Clyde. Royal Mail Steampacket Co.

In 1864 the second contract expired, and fresh arrangements were made, reducing the annual subsidy to £172,914. At the same time it was stipulated that the speed of the steamers in the West India Transatlantic service should be increased to 10½ knots per hour.

The postal contract was again renewed in 1874; but in consequence of adverse articles and letters which had appeared in the public press, and because several members of Parliament had insisted that the service should be thrown open to public competition, the Directors of the Royal Mail Steam-Packet Co. found themselves compelled either to abandon the service altogether, or to accept a much smaller subsidy than they had hitherto received for carrying the mails. They adopted the latter alternative, and undertook the conveyance of the West India mails for an annual payment of £84,750—being about one-third of the amount of the first subsidy. The company in addition received the sum of £2,000 per annum to cover the cost of the steamers calling at Plymouth to land the mails instead of carrying them on to Southampton, the final port of destination.

Nile. Royal Mail Steampacket Co.

On and from the 1st of January, 1875, the mails were carried on an entirely fresh basis. The contract with the Government was for a service twice a month from Southampton: payment to be according to the weight of postal matter conveyed by the steamers, and the contract was terminable by six months’ notice given by either party to the contract.

Although on the North Atlantic screw steamers had been employed in rapidly increasing numbers since 1850, it was not until twenty years later that the Directors of the Royal Mail Steam Packet Co. substituted screw steamers for paddle-wheel steam packets in their service.

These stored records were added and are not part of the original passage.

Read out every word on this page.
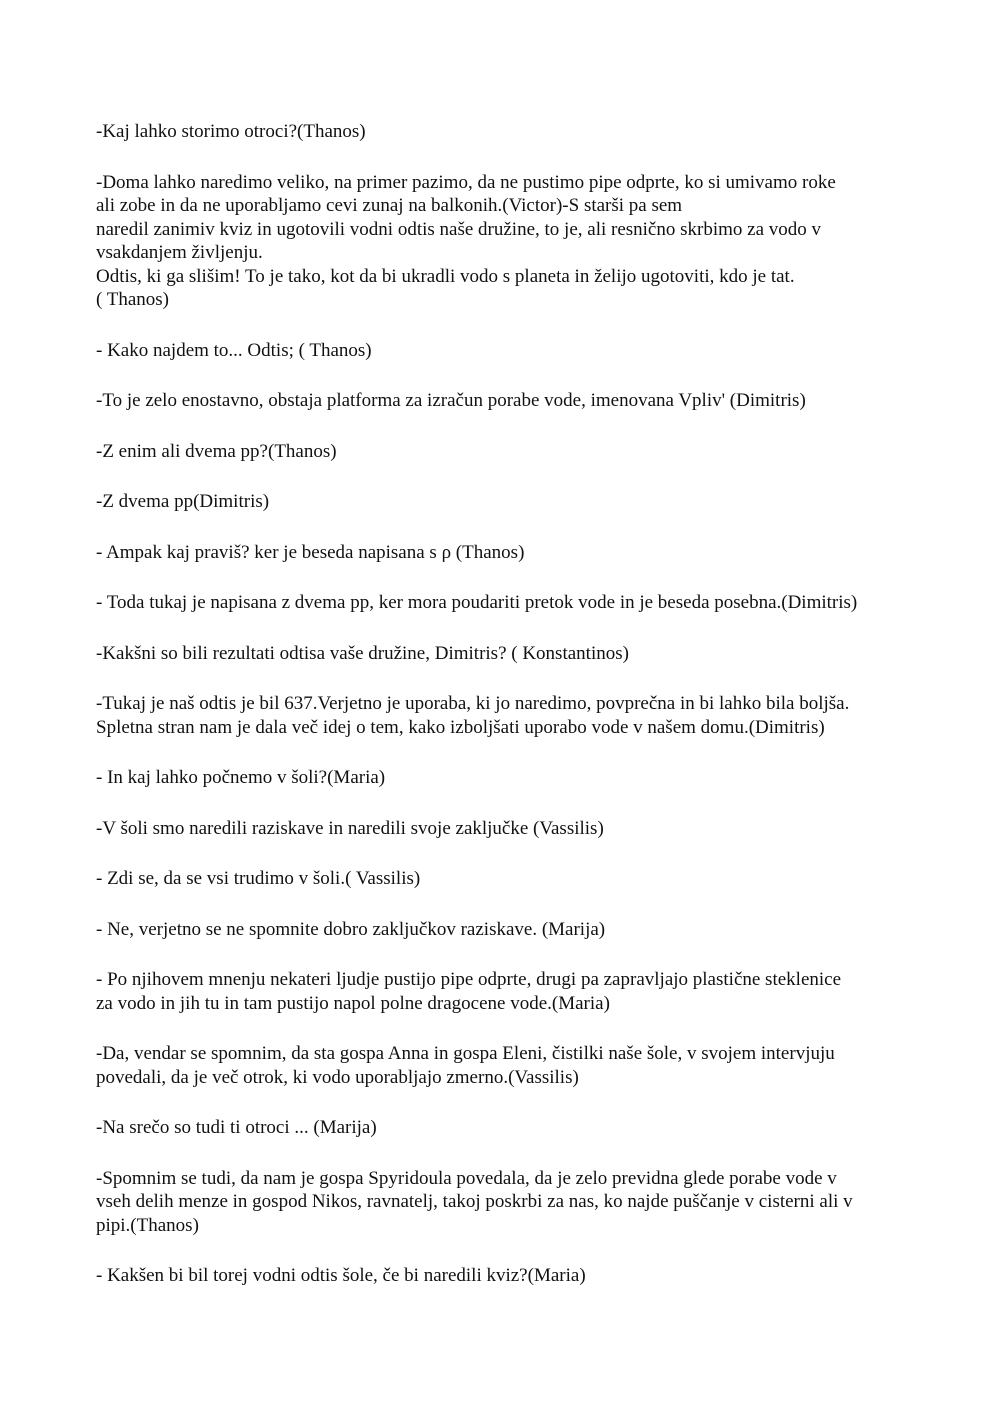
-Kaj lahko storimo otroci?(Thanos)
-Doma lahko naredimo veliko, na primer pazimo, da ne pustimo pipe odprte, ko si umivamo roke
ali zobe in da ne uporabljamo cevi zunaj na balkonih.(Victor)-S starši pa sem
naredil zanimiv kviz in ugotovili vodni odtis naše družine, to je, ali resnično skrbimo za vodo v
vsakdanjem življenju.
Odtis, ki ga slišim! To je tako, kot da bi ukradli vodo s planeta in želijo ugotoviti, kdo je tat.
( Thanos)
- Kako najdem to... Odtis; ( Thanos)
-To je zelo enostavno, obstaja platforma za izračun porabe vode, imenovana Vpliv' (Dimitris)
-Z enim ali dvema pp?(Thanos)
-Z dvema pp(Dimitris)
- Ampak kaj praviš? ker je beseda napisana s ρ (Thanos)
- Toda tukaj je napisana z dvema pp, ker mora poudariti pretok vode in je beseda posebna.(Dimitris)
-Kakšni so bili rezultati odtisa vaše družine, Dimitris? ( Konstantinos)
-Tukaj je naš odtis je bil 637.Verjetno je uporaba, ki jo naredimo, povprečna in bi lahko bila boljša.
Spletna stran nam je dala več idej o tem, kako izboljšati uporabo vode v našem domu.(Dimitris)
- In kaj lahko počnemo v šoli?(Maria)
-V šoli smo naredili raziskave in naredili svoje zaključke (Vassilis)
- Zdi se, da se vsi trudimo v šoli.( Vassilis)
- Ne, verjetno se ne spomnite dobro zaključkov raziskave. (Marija)
- Po njihovem mnenju nekateri ljudje pustijo pipe odprte, drugi pa zapravljajo plastične steklenice
za vodo in jih tu in tam pustijo napol polne dragocene vode.(Maria)
-Da, vendar se spomnim, da sta gospa Anna in gospa Eleni, čistilki naše šole, v svojem intervjuju
povedali, da je več otrok, ki vodo uporabljajo zmerno.(Vassilis)
-Na srečo so tudi ti otroci ... (Marija)
-Spomnim se tudi, da nam je gospa Spyridoula povedala, da je zelo previdna glede porabe vode v
vseh delih menze in gospod Nikos, ravnatelj, takoj poskrbi za nas, ko najde puščanje v cisterni ali v
pipi.(Thanos)
- Kakšen bi bil torej vodni odtis šole, če bi naredili kviz?(Maria)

The first fleet of the Company consisted of vessels built of wood, but so indeed were the pioneer steamers of the Cunard, P. & O., and other historical steamship companies. The course taken by the Company’s vessels was free from the dangers from ice and fogs, such as are encountered by steamers engaged in the North Atlantic trades, yet during the first eight years of the Company’s operations it lost no fewer than six of its steamers. The Isis struck on a reef off the coast of Bermuda and sank on the 8th October, 1842. The Solway was lost 20 miles west of Corunna on the 15th April, 1843. The Medina was wrecked on a coral reef near Turk’s Island on the 12th May, 1844. The Tweed was totally lost on the 12th February, 1847; and in 1849, the Forth was wrecked on the same reefs that had caused the destruction of the Tweed. The Actæon was lost in 1850 on a shoal near Carthagena; and in 1852 there was lost by fire the Amazon.

R.M.S. Port Antonio leaving Avonmouth for Kingston, Jamaica.